La Commissione Europea ha concesso la designazione di farmaco orfano per l' «Artesunato intravenoso» per il trattamento della malaria grave. Sigma-Tau Pharmaceuticals, la filiale con sede negli Stati Uniti di totale proprietà del Gruppo italiano Sigma-Tau, ha annunciato che questo farmaco per il trattamento d'emergenza per la malaria grave e complicata, è frutto della collaborazione con il Walter Reed Army Institute of Research (Wrair). A questo farmaco era già stata concessa, nel marzo 2006, la designazione di orphan drug dalle autorità statunitensi.
«Siamo grati alla Commissione Europea per aver concesso la designazione di Farmaco Orfano all'artesunato - ha commentato Claudio Cavazza, presidente della Sigma-Tau - questa designazione, sottolinea l'impegno di un Gruppo italiano qual è Sigma-Tau nello sviluppo di nuovi medicinali per malattie trascurate dagli effetti devastanti».

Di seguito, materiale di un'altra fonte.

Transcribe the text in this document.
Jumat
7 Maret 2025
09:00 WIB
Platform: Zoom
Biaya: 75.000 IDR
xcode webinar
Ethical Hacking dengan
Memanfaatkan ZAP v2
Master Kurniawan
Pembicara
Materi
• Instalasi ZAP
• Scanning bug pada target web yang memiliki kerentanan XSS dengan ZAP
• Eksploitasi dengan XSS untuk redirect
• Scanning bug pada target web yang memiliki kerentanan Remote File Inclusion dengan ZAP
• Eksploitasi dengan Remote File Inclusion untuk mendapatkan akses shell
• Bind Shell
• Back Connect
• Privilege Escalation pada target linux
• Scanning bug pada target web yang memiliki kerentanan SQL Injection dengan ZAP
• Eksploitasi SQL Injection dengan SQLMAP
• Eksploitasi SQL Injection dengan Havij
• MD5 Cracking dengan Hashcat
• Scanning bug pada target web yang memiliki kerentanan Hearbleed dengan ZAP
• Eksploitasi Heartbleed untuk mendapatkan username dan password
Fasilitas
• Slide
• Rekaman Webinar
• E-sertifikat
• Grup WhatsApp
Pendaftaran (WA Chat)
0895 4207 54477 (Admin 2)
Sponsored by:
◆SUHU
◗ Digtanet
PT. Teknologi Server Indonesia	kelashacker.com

In Europa una malattia o un disturbo viene definito raro quando colpisce meno di un individuo su duemila. Si stima che ogni anno vengono diagnosticati 10-12mila nuovi casi di malaria in Europa occidentale. La gran parte dei casi sono importati da viaggiatori che hanno visitato zone endemiche. Almeno il 10-15% dei casi di malaria sono gravi ed associati a complicazioni quali infarto cerebrale, cardiaco e renale. Ogni anno nel mondo muoiono per malaria circa 2-3 milioni di pazienti, di cui il 70% bambini inferiori ai cinque anni.